Law firms and barristers’ chambers will be forced to publish data about the diversity of their legal staff, under plans unveiled by the Legal Services Board today.
Publishing a consultation, Increasing diversity and social mobility in the legal workforce: transparency and evidence, the LSB said that ‘embedding transparency as a regulatory requirement will provide consumers (both corporate and individual) with better information, and enable firms or chambers to demonstrate their competitive edge based on a culture and ethos that values diversity’.
The LSB said that ‘the picture at the more senior levels is still one of white male dominance’.
The LSB wants information on age; race; disability; religion or belief; gender reassignment; sex; pregnancy and maternity; sexual orientation; and socio-economic background. This will be gathered for all lawyers; barristers; paralegals; legal secretaries; and other support staff who directly support the delivery of legal services.
LSB chair David Edmonds said: ‘While there has been positive work on widening access to the legal profession, there are apparent continuing inequalities. Through these measures there will be greater transparency and sharper scrutiny by regulators and consumers based on published data. Appropriate policies can then be developed on the basis of the evidence we collect.’
The LSB says in its consultation paper: ‘We do not underestimate the scale of the challenge that we and approved regulators face – it is one that has been grappled with since at least the time of the Benson Commission on Legal Services in the late 1970s.

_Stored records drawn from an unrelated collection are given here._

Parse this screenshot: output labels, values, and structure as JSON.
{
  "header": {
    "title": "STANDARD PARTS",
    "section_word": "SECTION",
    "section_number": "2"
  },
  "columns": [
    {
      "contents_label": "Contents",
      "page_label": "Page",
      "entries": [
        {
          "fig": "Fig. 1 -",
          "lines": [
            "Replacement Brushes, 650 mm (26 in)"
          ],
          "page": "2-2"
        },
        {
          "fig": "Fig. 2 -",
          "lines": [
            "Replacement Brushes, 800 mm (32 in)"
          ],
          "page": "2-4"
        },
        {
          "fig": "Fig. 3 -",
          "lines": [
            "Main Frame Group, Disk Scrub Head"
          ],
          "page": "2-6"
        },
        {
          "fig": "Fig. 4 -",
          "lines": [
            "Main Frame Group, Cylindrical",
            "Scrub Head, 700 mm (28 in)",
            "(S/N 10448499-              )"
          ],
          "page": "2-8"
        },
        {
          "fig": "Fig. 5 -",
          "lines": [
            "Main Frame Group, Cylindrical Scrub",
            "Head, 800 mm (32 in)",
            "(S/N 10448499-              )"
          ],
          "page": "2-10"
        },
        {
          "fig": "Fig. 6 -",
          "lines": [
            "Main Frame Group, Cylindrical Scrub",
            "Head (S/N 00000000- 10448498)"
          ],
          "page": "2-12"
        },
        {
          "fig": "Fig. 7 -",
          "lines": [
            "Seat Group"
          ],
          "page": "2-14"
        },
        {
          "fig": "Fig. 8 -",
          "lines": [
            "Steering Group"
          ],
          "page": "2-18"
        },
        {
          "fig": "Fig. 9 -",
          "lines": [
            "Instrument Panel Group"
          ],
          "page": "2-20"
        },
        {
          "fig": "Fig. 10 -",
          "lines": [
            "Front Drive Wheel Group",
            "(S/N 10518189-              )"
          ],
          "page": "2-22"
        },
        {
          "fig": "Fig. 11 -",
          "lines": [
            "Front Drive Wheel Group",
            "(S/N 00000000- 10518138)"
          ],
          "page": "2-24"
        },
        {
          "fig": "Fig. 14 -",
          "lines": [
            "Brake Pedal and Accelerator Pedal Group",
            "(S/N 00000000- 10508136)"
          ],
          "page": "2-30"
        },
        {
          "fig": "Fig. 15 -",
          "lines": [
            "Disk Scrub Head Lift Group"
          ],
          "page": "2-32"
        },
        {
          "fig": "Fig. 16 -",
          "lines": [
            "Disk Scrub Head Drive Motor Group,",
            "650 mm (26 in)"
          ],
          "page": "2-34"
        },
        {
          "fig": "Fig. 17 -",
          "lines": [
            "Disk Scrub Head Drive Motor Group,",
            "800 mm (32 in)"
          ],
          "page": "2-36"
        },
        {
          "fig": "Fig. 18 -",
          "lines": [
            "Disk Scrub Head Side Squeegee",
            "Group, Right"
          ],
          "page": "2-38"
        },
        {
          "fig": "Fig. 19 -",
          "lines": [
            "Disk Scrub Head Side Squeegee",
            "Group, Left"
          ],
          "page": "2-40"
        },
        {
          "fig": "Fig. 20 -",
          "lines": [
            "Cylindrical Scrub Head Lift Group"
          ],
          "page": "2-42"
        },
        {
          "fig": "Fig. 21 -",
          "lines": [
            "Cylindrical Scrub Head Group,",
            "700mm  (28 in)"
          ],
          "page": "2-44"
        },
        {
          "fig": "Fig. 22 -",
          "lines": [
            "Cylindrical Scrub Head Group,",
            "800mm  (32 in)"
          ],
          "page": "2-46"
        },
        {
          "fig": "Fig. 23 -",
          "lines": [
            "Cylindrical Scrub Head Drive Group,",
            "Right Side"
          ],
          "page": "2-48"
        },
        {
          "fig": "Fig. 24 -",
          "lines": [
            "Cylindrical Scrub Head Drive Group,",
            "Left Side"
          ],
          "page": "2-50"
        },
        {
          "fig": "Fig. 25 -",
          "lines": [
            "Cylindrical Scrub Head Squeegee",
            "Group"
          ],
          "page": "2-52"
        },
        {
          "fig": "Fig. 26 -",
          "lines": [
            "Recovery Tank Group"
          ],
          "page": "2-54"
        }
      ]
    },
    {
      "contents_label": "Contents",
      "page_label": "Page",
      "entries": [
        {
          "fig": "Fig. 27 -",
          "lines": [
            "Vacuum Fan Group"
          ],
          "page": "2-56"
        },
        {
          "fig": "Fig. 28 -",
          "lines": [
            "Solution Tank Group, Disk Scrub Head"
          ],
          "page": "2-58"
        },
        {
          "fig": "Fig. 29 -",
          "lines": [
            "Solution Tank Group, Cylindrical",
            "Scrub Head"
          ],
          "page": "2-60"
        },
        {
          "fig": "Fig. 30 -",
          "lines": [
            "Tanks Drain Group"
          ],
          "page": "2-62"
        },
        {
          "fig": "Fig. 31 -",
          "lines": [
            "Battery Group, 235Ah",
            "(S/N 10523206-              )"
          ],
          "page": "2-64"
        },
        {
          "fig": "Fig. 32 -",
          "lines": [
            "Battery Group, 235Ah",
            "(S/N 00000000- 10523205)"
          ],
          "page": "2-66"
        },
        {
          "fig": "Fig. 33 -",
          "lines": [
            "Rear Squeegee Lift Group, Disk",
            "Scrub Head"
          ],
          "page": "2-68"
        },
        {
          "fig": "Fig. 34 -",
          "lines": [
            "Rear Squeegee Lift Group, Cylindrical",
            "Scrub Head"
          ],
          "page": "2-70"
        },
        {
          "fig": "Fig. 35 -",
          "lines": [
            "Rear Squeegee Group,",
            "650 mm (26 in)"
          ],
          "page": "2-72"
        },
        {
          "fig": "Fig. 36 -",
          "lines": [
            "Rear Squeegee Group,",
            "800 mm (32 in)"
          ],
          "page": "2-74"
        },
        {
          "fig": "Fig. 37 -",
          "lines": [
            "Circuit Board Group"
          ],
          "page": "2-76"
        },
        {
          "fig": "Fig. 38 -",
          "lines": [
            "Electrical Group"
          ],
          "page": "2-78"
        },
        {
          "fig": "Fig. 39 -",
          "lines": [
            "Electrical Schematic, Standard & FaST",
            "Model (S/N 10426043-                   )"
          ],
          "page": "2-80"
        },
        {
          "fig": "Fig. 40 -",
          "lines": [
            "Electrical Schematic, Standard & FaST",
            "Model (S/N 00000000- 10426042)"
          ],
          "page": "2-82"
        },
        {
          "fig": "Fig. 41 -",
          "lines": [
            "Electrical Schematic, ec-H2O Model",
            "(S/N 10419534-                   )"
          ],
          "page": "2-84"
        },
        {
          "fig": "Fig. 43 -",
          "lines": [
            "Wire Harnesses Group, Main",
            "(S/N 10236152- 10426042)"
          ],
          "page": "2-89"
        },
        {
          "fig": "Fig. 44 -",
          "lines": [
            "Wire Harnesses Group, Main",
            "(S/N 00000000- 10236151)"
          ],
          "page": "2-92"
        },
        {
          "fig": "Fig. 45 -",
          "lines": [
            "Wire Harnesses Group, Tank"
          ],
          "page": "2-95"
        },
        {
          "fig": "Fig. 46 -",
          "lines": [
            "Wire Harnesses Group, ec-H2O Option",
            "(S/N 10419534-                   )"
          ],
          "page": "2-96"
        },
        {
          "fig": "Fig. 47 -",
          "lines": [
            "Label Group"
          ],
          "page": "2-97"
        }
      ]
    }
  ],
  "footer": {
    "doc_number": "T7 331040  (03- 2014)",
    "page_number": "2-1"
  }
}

There is no silver bullet, and the proposals outlined in this consultation paper are not the whole answer.
‘The most sophisticated and powerful consumers are already choosing suppliers of legal services partly because of their performance in relation to equality and diversity.
‘We are not proposing that there should at this stage be any regulatory requirement on entities to take action to improve the representation of particular groups in their workforce.
‘We do not think the case is yet made for regulators to set targets for firms (or indeed for us to set targets for approved regulators). We consider that transparency and greater clarity about the existing makeup of the profession will encourage more firms and chambers to take action to deliver diversity. If change does not happen we will listen further to the arguments and consider evidence of the (voluntary) use of targets by firms and chambers.’